CUDA GPU Based Parallel Computing

 

CUDA is nVidia's environment for using graphics processors as general purpose computing devices. Since nVidia launched CUDA, massive performance enhancements of various applications have been reported -- often 5-20 times faster. There is consequently great scope to move existing algorithms ‑or their data intensive bottlenecks ‑designed for single processors to a the thousand identical threads offered by CUDA.

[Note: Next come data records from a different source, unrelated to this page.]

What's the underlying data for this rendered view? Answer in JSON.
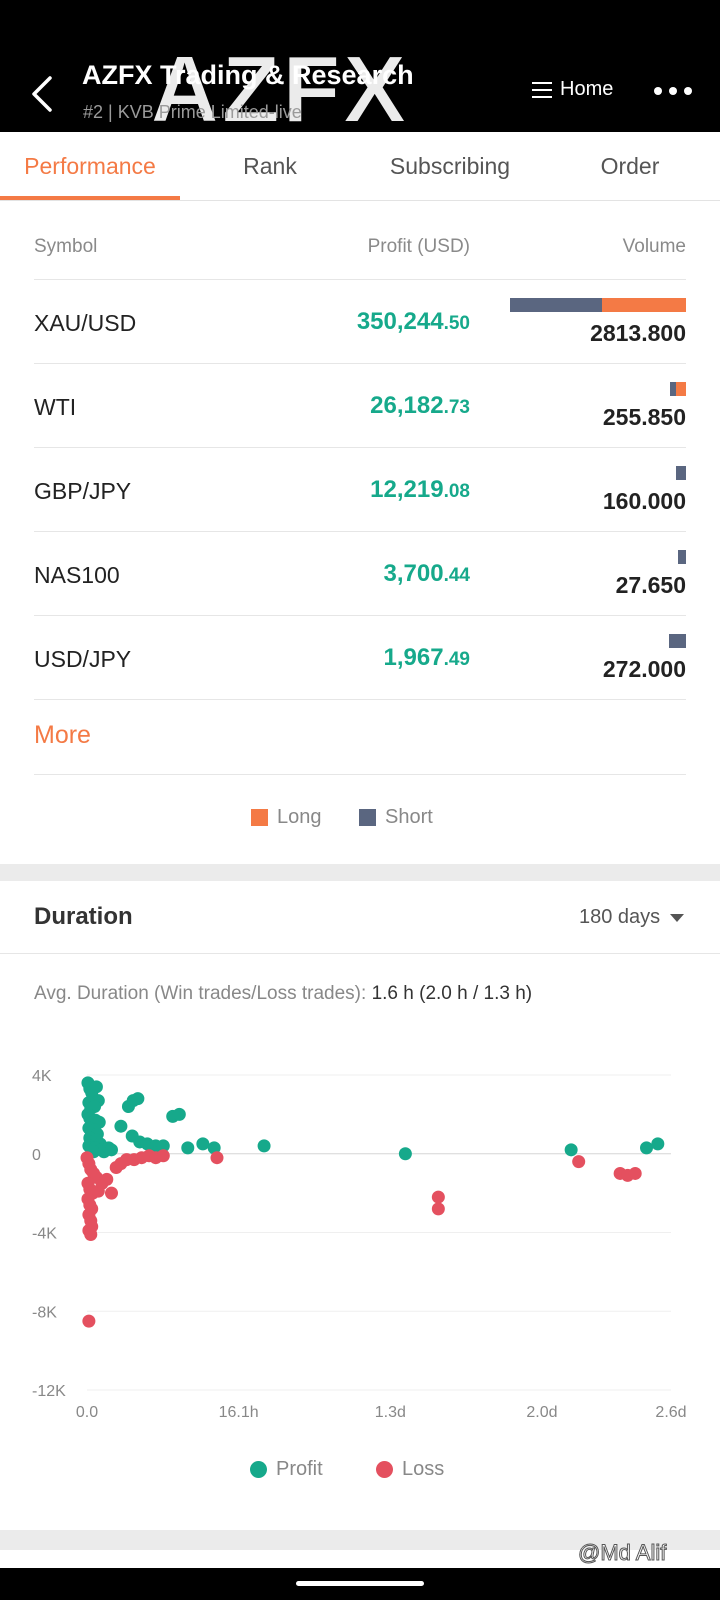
{
  "header": {
    "title": "AZFX Trading & Research",
    "subtitle": "#2 | KVB Prime Limited-live",
    "watermark": "AZFX",
    "home_label": "Home"
  },
  "tabs": [
    {
      "label": "Performance",
      "active": true
    },
    {
      "label": "Rank",
      "active": false
    },
    {
      "label": "Subscribing",
      "active": false
    },
    {
      "label": "Order",
      "active": false
    }
  ],
  "performance": {
    "columns": {
      "symbol": "Symbol",
      "profit": "Profit (USD)",
      "volume": "Volume"
    },
    "rows": [
      {
        "symbol": "XAU/USD",
        "profit_int": "350,244",
        "profit_dec": ".50",
        "volume": "2813.800",
        "long_share": 0.48
      },
      {
        "symbol": "WTI",
        "profit_int": "26,182",
        "profit_dec": ".73",
        "volume": "255.850",
        "long_share": 0.6
      },
      {
        "symbol": "GBP/JPY",
        "profit_int": "12,219",
        "profit_dec": ".08",
        "volume": "160.000",
        "long_share": 0.0
      },
      {
        "symbol": "NAS100",
        "profit_int": "3,700",
        "profit_dec": ".44",
        "volume": "27.650",
        "long_share": 0.0
      },
      {
        "symbol": "USD/JPY",
        "profit_int": "1,967",
        "profit_dec": ".49",
        "volume": "272.000",
        "long_share": 0.0
      }
    ],
    "more_label": "More",
    "legend": {
      "long": "Long",
      "short": "Short"
    },
    "colors": {
      "long": "#f47a45",
      "short": "#5a6680",
      "profit_text": "#16a98b"
    }
  },
  "duration": {
    "title": "Duration",
    "period": "180 days",
    "avg_label": "Avg. Duration (Win trades/Loss trades):",
    "avg_value": "1.6 h (2.0 h / 1.3 h)",
    "legend": {
      "profit": "Profit",
      "loss": "Loss"
    }
  },
  "chart_data": {
    "type": "scatter",
    "title": "",
    "xlabel": "",
    "ylabel": "",
    "x_unit": "hours",
    "xlim": [
      0,
      62
    ],
    "ylim": [
      -12000,
      4000
    ],
    "y_ticks": [
      4000,
      0,
      -4000,
      -8000,
      -12000
    ],
    "y_tick_labels": [
      "4K",
      "0",
      "-4K",
      "-8K",
      "-12K"
    ],
    "x_ticks": [
      0,
      16.1,
      32.2,
      48.3,
      62
    ],
    "x_tick_labels": [
      "0.0",
      "16.1h",
      "1.3d",
      "2.0d",
      "2.6d"
    ],
    "grid": true,
    "legend_position": "bottom",
    "colors": {
      "profit": "#16a98b",
      "loss": "#e4505f"
    },
    "series": [
      {
        "name": "Profit",
        "points": [
          [
            0.1,
            3600
          ],
          [
            0.3,
            3300
          ],
          [
            0.5,
            3100
          ],
          [
            1.0,
            3400
          ],
          [
            1.2,
            2700
          ],
          [
            0.2,
            2600
          ],
          [
            0.4,
            2300
          ],
          [
            0.8,
            2400
          ],
          [
            0.1,
            2000
          ],
          [
            0.3,
            1800
          ],
          [
            0.6,
            1600
          ],
          [
            0.9,
            1700
          ],
          [
            1.3,
            1600
          ],
          [
            0.2,
            1300
          ],
          [
            0.5,
            1100
          ],
          [
            0.8,
            1200
          ],
          [
            1.1,
            1000
          ],
          [
            0.3,
            800
          ],
          [
            0.6,
            600
          ],
          [
            1.0,
            700
          ],
          [
            1.4,
            500
          ],
          [
            0.2,
            400
          ],
          [
            0.5,
            300
          ],
          [
            0.9,
            300
          ],
          [
            1.5,
            200
          ],
          [
            0.7,
            100
          ],
          [
            1.8,
            100
          ],
          [
            2.3,
            300
          ],
          [
            2.6,
            200
          ],
          [
            3.6,
            1400
          ],
          [
            4.4,
            2400
          ],
          [
            4.9,
            2700
          ],
          [
            5.4,
            2800
          ],
          [
            4.8,
            900
          ],
          [
            5.6,
            600
          ],
          [
            6.4,
            500
          ],
          [
            7.3,
            400
          ],
          [
            8.1,
            400
          ],
          [
            9.1,
            1900
          ],
          [
            9.8,
            2000
          ],
          [
            10.7,
            300
          ],
          [
            12.3,
            500
          ],
          [
            13.5,
            300
          ],
          [
            18.8,
            400
          ],
          [
            33.8,
            0
          ],
          [
            51.4,
            200
          ],
          [
            59.4,
            300
          ],
          [
            60.6,
            500
          ]
        ]
      },
      {
        "name": "Loss",
        "points": [
          [
            0.0,
            -200
          ],
          [
            0.2,
            -500
          ],
          [
            0.4,
            -800
          ],
          [
            0.7,
            -1000
          ],
          [
            1.0,
            -1200
          ],
          [
            0.1,
            -1500
          ],
          [
            0.3,
            -1800
          ],
          [
            0.6,
            -2000
          ],
          [
            0.1,
            -2300
          ],
          [
            0.3,
            -2600
          ],
          [
            0.5,
            -2800
          ],
          [
            0.2,
            -3100
          ],
          [
            0.4,
            -3400
          ],
          [
            0.5,
            -3700
          ],
          [
            0.2,
            -3900
          ],
          [
            0.4,
            -4100
          ],
          [
            1.2,
            -1900
          ],
          [
            1.6,
            -1500
          ],
          [
            2.1,
            -1300
          ],
          [
            2.6,
            -2000
          ],
          [
            3.1,
            -700
          ],
          [
            3.6,
            -500
          ],
          [
            4.2,
            -300
          ],
          [
            5.0,
            -300
          ],
          [
            5.8,
            -200
          ],
          [
            6.6,
            -100
          ],
          [
            7.3,
            -200
          ],
          [
            8.1,
            -100
          ],
          [
            0.2,
            -8500
          ],
          [
            13.8,
            -200
          ],
          [
            37.3,
            -2200
          ],
          [
            37.3,
            -2800
          ],
          [
            52.2,
            -400
          ],
          [
            56.6,
            -1000
          ],
          [
            57.4,
            -1100
          ],
          [
            58.2,
            -1000
          ]
        ]
      }
    ]
  },
  "footer": {
    "credit": "@Md Alif"
  }
}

You will be given access to our new personal supercomputer for these projects.

Here are some ideas:

  • Benchmarking CUDA. We have an initial set of benchmarks for 32 bit CUDA and multicore PCs. Your project would be to implement, test, balance, and extend these benchmarks for our state of the art hardware (using Ubuntu)
  • Accelerating WEKA. Weka is a machine learning toolset implemented in Java that is very well known. Your project would be rewrite one of training algorithms into Cuda C for parallel implementation. (Using Windows 7). As there are several training algorithms, there a number of projects here.

 

Sentiment Analysis on Twitter:

What are people saying about companies on Twitter? is it positive "Just had great coffee at Starbucks,", negative ("starbucks service sucks"), or irrelevant ("OK meet at starbucks"). Sentiment analysis is interesting to both marketing and people interested in Natural Language Processing. (See http://en.wikipedia.org/wiki/Sentiment_analysis) for more background.

We have a large data set of pre-recorded tweets to start on this project from the Web Person Search competition (see http://www.wikicfp.com/cfp/servlet/event.showcfp?eventid=8213&copyownerid=9110) for details of several tasks)

 

Web Person Search

 

In the web persons search task we try to find which web pages correspond to a number of people who share the same name. We have several data sets where the pages have been manually analysed, so it is possible to calculate how accurate your program is. We have had several succesful projects in this area so there are a number of avenues to explore.

This is essentially a problem in data clustering, and there are several algorithms to look into. I would especially be interested in someone willing to tackle GPU based clustering.